E. Colfer – Artemis Fowl
Ho Chi Minh City in the summer. Sweltering by anyone’s standard. Needless to say, Artemis Fowl would not have been willing to put up with such discomfort if something extremely important had not been at stake. Important to the plan.
|Starting with a startling statement, a jarring fact, a situation that doesn’t make sense, or a scene that hints of mystery as in E. Colfer’s Artemis Fowl can be an intriguing way to begin. One caution, though. With conundrums, readers are being asked to trust the writer, to hang on for a while assuming that some payoff lurks around the corner. The writer has to deliver something – at least a partial reward – not too far into the story.
R.J. Palacio – Wonder
I know I’m not an ordinary ten-year-old kid. I mean, sure, I do ordinary things. I eat ice cream. I ride my bike. I play ball. I have an Xbox. Stuff like that makes me ordinary, I guess. And I feel ordinary. Inside. But I know ordinary kids don’t make other ordinary kids run away screaming in playgrounds. I know ordinary kids don’t get stared at wherever they go.
|Jerry Spinelli – Maniac Magee
They say Maniac Magee was born in a dump. They say his stomach was a cereal box and his heart a sofa spring….

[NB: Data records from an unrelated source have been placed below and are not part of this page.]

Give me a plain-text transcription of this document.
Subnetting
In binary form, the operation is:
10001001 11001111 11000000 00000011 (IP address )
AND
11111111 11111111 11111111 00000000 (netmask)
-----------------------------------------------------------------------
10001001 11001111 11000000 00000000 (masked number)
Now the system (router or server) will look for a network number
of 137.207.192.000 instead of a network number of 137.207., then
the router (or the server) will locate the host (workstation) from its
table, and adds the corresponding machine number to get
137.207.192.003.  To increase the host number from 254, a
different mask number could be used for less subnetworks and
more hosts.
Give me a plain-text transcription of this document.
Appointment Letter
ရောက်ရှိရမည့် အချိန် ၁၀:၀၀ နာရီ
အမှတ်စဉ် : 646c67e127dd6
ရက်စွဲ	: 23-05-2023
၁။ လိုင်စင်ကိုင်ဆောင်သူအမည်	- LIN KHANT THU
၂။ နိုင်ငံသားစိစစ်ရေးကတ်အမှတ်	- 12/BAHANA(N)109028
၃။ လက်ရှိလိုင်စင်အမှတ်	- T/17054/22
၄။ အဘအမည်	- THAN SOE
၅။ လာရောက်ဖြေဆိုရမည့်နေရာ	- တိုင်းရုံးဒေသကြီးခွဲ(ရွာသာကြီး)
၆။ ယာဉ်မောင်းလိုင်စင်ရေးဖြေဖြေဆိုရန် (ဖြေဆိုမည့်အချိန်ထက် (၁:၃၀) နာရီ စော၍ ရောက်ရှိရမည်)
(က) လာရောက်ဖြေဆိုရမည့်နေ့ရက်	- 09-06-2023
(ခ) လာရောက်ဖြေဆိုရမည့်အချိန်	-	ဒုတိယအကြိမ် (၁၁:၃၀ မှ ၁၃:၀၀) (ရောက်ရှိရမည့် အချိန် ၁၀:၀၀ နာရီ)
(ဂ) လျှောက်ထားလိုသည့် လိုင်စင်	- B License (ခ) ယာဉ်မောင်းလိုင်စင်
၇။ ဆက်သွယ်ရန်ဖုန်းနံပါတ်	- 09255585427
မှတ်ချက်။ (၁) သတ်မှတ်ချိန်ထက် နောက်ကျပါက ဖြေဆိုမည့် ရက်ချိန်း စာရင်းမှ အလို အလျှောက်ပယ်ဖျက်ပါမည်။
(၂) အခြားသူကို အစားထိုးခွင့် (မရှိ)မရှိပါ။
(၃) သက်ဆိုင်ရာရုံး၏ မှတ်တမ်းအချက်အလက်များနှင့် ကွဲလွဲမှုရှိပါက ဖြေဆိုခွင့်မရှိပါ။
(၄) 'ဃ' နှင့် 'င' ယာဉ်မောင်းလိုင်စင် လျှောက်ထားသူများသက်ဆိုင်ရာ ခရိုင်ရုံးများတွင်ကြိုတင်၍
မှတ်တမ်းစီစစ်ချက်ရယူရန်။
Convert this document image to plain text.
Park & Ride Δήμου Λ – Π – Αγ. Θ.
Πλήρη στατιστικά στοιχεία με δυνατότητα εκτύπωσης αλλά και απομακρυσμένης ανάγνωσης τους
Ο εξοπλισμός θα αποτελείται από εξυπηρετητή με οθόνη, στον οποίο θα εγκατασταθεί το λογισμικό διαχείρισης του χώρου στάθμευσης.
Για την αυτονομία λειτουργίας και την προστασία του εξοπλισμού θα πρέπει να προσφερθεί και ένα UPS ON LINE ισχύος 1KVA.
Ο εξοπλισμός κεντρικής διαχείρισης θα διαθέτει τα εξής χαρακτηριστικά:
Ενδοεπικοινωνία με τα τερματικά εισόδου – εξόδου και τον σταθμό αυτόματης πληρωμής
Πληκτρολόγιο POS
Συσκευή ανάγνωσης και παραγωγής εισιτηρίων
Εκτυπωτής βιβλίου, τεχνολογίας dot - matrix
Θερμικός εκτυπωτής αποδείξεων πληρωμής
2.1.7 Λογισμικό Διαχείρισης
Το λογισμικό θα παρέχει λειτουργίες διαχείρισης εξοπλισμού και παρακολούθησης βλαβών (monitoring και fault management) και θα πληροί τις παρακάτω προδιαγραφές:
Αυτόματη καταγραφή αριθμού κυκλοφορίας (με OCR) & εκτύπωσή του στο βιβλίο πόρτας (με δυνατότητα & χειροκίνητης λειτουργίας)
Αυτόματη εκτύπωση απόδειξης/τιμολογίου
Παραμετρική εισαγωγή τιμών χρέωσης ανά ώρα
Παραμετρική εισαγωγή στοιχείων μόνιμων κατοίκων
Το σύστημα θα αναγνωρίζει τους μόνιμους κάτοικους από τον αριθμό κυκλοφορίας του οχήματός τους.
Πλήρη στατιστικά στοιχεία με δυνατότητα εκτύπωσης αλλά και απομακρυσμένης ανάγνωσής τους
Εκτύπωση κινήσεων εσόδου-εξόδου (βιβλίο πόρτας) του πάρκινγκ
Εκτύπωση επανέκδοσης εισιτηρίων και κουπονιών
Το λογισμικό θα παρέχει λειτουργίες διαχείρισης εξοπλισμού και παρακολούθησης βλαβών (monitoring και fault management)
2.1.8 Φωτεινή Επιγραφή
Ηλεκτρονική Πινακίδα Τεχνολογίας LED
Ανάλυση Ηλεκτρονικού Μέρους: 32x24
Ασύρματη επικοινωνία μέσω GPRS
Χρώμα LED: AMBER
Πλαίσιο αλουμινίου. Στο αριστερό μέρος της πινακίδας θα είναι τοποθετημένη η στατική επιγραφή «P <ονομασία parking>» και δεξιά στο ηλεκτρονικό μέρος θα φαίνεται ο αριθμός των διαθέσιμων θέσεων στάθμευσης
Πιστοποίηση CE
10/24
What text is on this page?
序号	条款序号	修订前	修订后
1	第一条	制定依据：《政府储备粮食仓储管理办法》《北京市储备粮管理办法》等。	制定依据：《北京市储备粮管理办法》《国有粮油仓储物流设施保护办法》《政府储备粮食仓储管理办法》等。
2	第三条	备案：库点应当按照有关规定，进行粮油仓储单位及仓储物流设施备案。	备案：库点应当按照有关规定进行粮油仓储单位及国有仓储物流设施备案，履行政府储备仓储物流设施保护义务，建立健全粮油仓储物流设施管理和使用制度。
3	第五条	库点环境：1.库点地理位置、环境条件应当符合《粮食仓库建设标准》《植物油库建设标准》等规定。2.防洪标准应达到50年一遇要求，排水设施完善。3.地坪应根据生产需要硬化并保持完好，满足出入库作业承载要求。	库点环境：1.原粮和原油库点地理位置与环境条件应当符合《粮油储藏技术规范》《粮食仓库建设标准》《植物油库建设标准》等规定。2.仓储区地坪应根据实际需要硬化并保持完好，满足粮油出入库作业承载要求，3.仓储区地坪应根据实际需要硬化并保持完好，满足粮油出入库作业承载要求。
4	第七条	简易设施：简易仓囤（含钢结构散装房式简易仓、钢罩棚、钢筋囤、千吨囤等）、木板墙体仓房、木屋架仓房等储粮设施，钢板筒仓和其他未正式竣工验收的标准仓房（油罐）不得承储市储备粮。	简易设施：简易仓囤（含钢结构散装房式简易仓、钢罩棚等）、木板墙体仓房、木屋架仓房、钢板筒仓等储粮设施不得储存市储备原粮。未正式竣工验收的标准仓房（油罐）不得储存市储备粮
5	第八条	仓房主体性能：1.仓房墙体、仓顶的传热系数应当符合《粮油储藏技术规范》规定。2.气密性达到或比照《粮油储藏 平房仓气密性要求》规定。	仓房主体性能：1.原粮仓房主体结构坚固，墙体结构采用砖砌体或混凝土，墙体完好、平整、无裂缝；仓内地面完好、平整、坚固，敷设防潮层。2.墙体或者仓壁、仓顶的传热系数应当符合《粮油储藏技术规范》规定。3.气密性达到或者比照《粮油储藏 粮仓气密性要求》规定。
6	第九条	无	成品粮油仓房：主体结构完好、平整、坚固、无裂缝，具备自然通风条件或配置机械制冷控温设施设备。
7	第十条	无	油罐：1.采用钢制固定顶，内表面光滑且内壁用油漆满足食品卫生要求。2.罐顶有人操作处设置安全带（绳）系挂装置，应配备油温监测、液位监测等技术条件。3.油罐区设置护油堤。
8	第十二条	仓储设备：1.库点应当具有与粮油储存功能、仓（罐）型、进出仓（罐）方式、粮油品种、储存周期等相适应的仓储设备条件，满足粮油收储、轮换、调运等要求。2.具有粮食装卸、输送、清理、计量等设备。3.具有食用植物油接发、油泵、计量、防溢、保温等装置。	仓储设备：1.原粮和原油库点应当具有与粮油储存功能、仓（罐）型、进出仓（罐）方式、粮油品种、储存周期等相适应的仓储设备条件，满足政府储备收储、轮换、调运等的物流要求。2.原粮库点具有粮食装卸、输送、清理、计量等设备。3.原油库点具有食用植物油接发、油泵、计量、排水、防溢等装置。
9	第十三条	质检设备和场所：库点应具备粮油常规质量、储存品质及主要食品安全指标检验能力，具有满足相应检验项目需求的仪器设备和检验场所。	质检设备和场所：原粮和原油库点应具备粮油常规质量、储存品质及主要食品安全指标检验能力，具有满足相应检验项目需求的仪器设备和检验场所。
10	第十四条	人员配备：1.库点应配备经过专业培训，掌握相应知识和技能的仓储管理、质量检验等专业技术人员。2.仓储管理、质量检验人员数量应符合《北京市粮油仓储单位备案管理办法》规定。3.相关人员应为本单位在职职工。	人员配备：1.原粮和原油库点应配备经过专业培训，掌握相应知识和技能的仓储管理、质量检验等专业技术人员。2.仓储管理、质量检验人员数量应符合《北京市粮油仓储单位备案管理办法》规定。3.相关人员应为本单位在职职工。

|Having a narrator kick-off the story gives it an armchair-by-the-fireplace feel. Not only does the story sound personal and intimate, but it climbs a notch in importance, too. This is a story worth telling, the narrator seems to be saying to the reader, and here is how it goes. Whether told from 1st person or 3rd person point-of-view, the narrator opens the door by relating a scene, epic moment or a piece of revealing information that twigs interest and sets the stage for more to come.
| Action- Forward Start
Brian Jacques – Redwall
Matthias cut a comical little figure as he wobbled his way along the cloisters, with his large sandals flip-flopping and his tail peeping from beneath the baggy folds of an oversized novice’s habit.
|No long lingering start here. In Redwall, Brian Jacques plunges straight into the story, gripping the reader with action. Notice the words Jacques uses – wobbled, flip-flopping, peeping… Action-forward starts like this introduce characters, setting and plot through movement and activity rather than through description. Vibrant verbs are key players here; the pace is snappy and quick.